Description changed:
Embark on a captivating exploration of the intricate world of machine learning as we delve into the realms of End-to-End development using Python, with a particular focus on Linear and Logistic Regression. In this enlightening talk, we will navigate through the captivating landscape of Exploratory Data Analysis (EDA) and the application of these fundamental regression models. Prepare to unravel the secrets hidden within your datasets as we unravel the power of EDA, illuminating patterns and insights that lay the foundation for robust Machine Learning models. Whether you are a novice or a seasoned practitioner, this session promises to be an insightful journey, offering practical tips and strategies for effective feature analysis, data preprocessing, and visualizations.The heart of our discourse will pulsate with the rhythm of Linear and Logistic Regression, two pillars of supervised learning. Discover how these models elegantly capture relationships within data, making them invaluable tools for prediction and classification tasks. Engage in hands-on demonstrations as we navigate Python's data science ecosystem, showcasing the seamless integration of scikit-learn for model development.Join in demystifying the complexities of End-to-End Machine Learning, where we harmonize data exploration and model building into a symphony of intelligence. By the end of this talk, you'll not only grasp the intricacies of Linear and Logistic Regression but also gain a holistic understanding of the entire machine learning pipeline, empowering you to orchestrate your own data symphony.
Bio: Gbenga Ayelabola, an accomplished data analytics consultant and passionate problem solver, brings nearly a decade of diverse data expertise to the table.
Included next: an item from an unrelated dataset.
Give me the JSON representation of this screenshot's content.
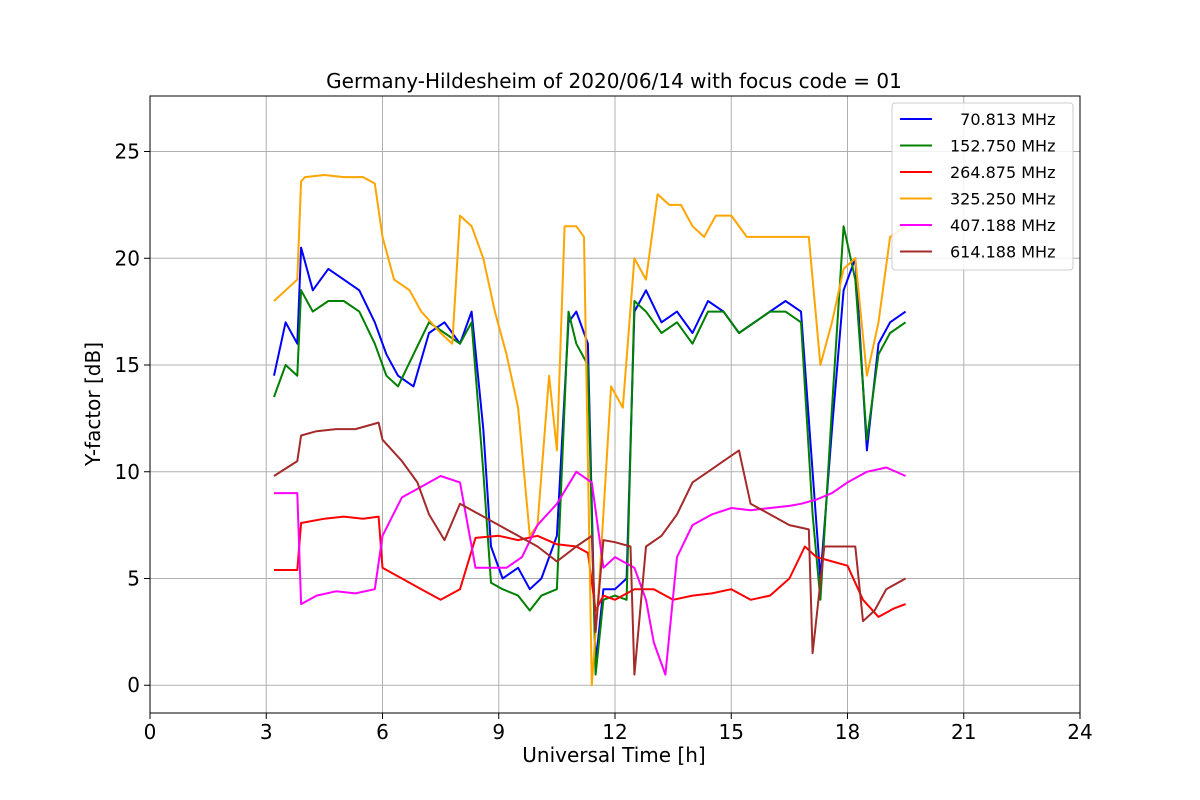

With a background in Computer Science, Gbenga has made significant contributions across healthcare, consulting, and EduTech industries. He has provided training to over 200 professionals across the UK in various Data Analytics tracks. His proficiency extends to various facets of data, including analysis, modelling, transformation, strategic planning, and management. Gbenga excels in stakeholder management, KPI definition, and the design of impactful dashboards and reports. His skills also encompass the application of Machine Learning for predictive insights. Currently working with Multiverse as a Data Fellowship Coach, he dedicates his efforts to guiding and shaping the future of data leaders. Gbenga's dynamic career is marked by a commitment to excellence, making him a standout figure in the evolving realms of data analytics and leadership.